In 1917, the twins, recorded in the book as 32 inches tall, joined the Ringling Brothers Circus, performing at such notable venues as Madison Square Garden, and also sold war bonds on Broadway in soldiers’ uniforms.

In 1936, the three brothers were chosen by Walt Disney Studios to be the models for “Doc,” “Grumpy,” and “Happy” in “Snow White and the Seven Dwarfs.” In 1938, they were among the little people, joined by some children, who played the Munchkins in “The Wizard of Oz.”

They took a chartered bus labeled, on the side, “We are the Little People of Munchkinland on our way to Metro-Goldwyn-Mayers (sic) Studios, Hollywood, California, to Appear as the Little Stars (of) The Wizard of Oz,” according to photos captured at the time.

Along with their co-stars, the Matina brothers worked for eight weeks to record the Munchkinland segment. The trio didn’t have any of the speaking roles among the Munchkins; in fact, the vast majority of the Munchkins’ speaking roles were dubbed. They were instead among the crowd.

In 1943, the brothers joined Virginia Greater Shows, which usually spent the offseason in Suffolk, making them Suffolkians. They lived on Charles Street.

The brothers were popular figures around town. Mike and Ike would portray Santa’s helpers in a local store window during the Christmas season. Leo was a chef and children’s ride supervisor with the carnival and took the role of Santa Claus, once again teaming up with his twin brothers to delight younger audiences. They had a photo op in the Suffolk News-Herald on March 3, 1949, with Gilbert Reichert, a man more than 8 feet in height, on the front steps of the old post office. Leo Matina was given a surprise birthday party at the A&P grocery store on his 75th birthday in 1967, an occasion also memorialized with a photo in the Suffolk News-Herald.

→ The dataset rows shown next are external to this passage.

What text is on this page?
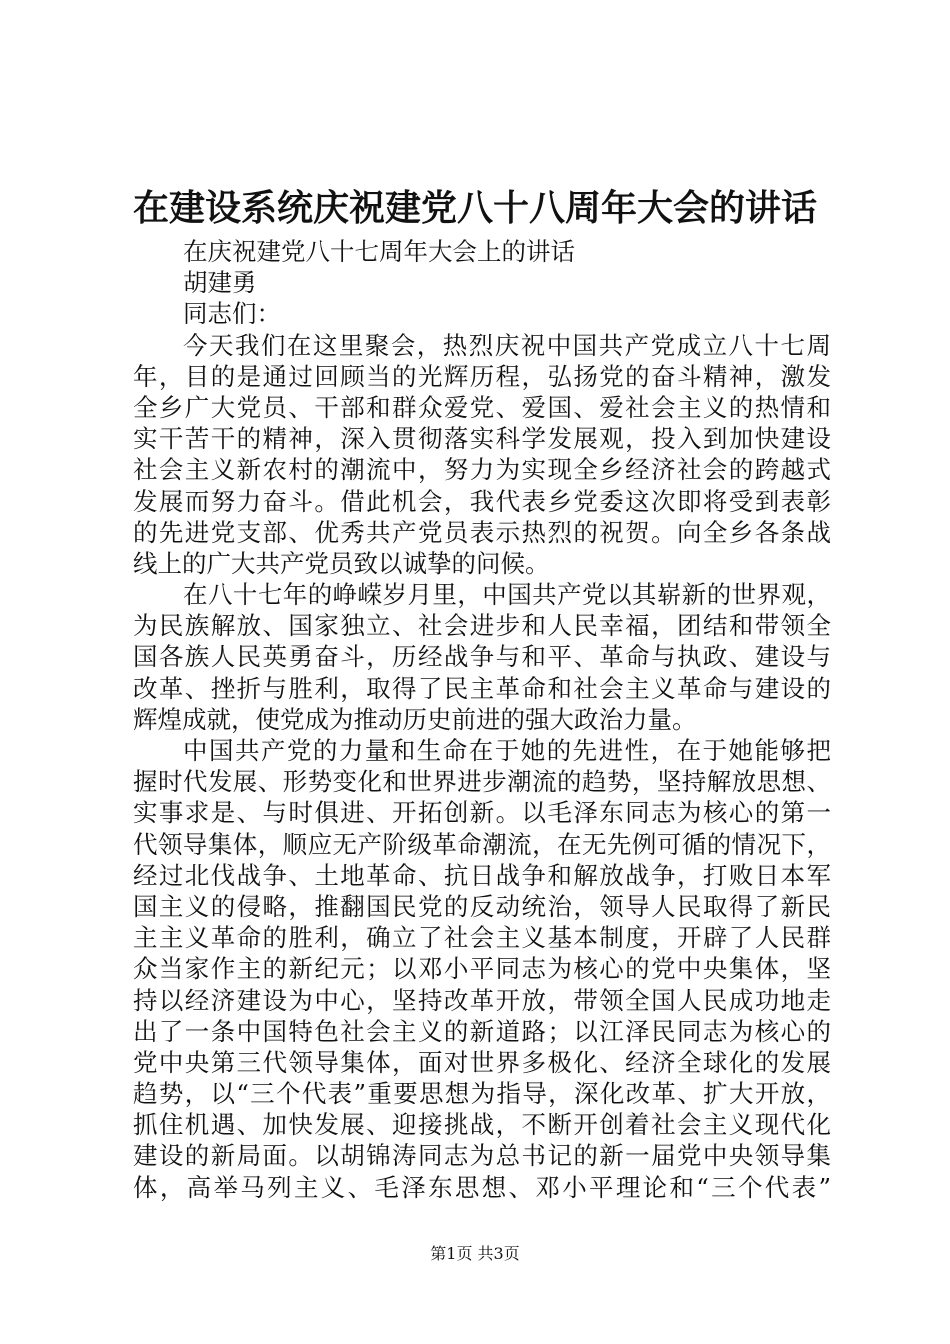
在建设系统庆祝建党八十八周年大会的讲话
在庆祝建党八十七周年大会上的讲话
胡建勇
同志们：
今天我们在这里聚会，热烈庆祝中国共产党成立八十七周
年，目的是通过回顾当的光辉历程，弘扬党的奋斗精神，激发
全乡广大党员、干部和群众爱党、爱国、爱社会主义的热情和
实干苦干的精神，深入贯彻落实科学发展观，投入到加快建设
社会主义新农村的潮流中，努力为实现全乡经济社会的跨越式
发展而努力奋斗。借此机会，我代表乡党委这次即将受到表彰
的先进党支部、优秀共产党员表示热烈的祝贺。向全乡各条战
线上的广大共产党员致以诚挚的问候。
在八十七年的峥嵘岁月里，中国共产党以其崭新的世界观，
为民族解放、国家独立、社会进步和人民幸福，团结和带领全
国各族人民英勇奋斗，历经战争与和平、革命与执政、建设与
改革、挫折与胜利，取得了民主革命和社会主义革命与建设的
辉煌成就，使党成为推动历史前进的强大政治力量。
中国共产党的力量和生命在于她的先进性，在于她能够把
握时代发展、形势变化和世界进步潮流的趋势，坚持解放思想、
实事求是、与时俱进、开拓创新。以毛泽东同志为核心的第一
代领导集体，顺应无产阶级革命潮流，在无先例可循的情况下，
经过北伐战争、土地革命、抗日战争和解放战争，打败日本军
国主义的侵略，推翻国民党的反动统治，领导人民取得了新民
主主义革命的胜利，确立了社会主义基本制度，开辟了人民群
众当家作主的新纪元；以邓小平同志为核心的党中央集体，坚
持以经济建设为中心，坚持改革开放，带领全国人民成功地走
出了一条中国特色社会主义的新道路；以江泽民同志为核心的
党中央第三代领导集体，面对世界多极化、经济全球化的发展
趋势，以“三个代表”重要思想为指导，深化改革、扩大开放，
抓住机遇、加快发展、迎接挑战，不断开创着社会主义现代化
建设的新局面。以胡锦涛同志为总书记的新一届党中央领导集
体，高举马列主义、毛泽东思想、邓小平理论和“三个代表”
第1页 共3页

The first of the brothers to pass away — and the only one of the three not buried at Bethlehem Church — was Mike. He was on tour in Suffern, New York, when a Virginia Greater Shows truck overturned in a collision with a car driven by a local man. He died June 1, 1954, at the Good Samaritan Hospital and was buried at the Brick Church Cemetery in New Hempstead.

Ike Matina died on September 14, 1965, of a heart attack. Leo Matina followed in like manner on December 14, 1975.

Records from I.O. Hill & Company and obituaries from the Suffolk News-Herald confirm Ike and Leo are buried at Bethlehem Christian Church Cemetery in Suffolk.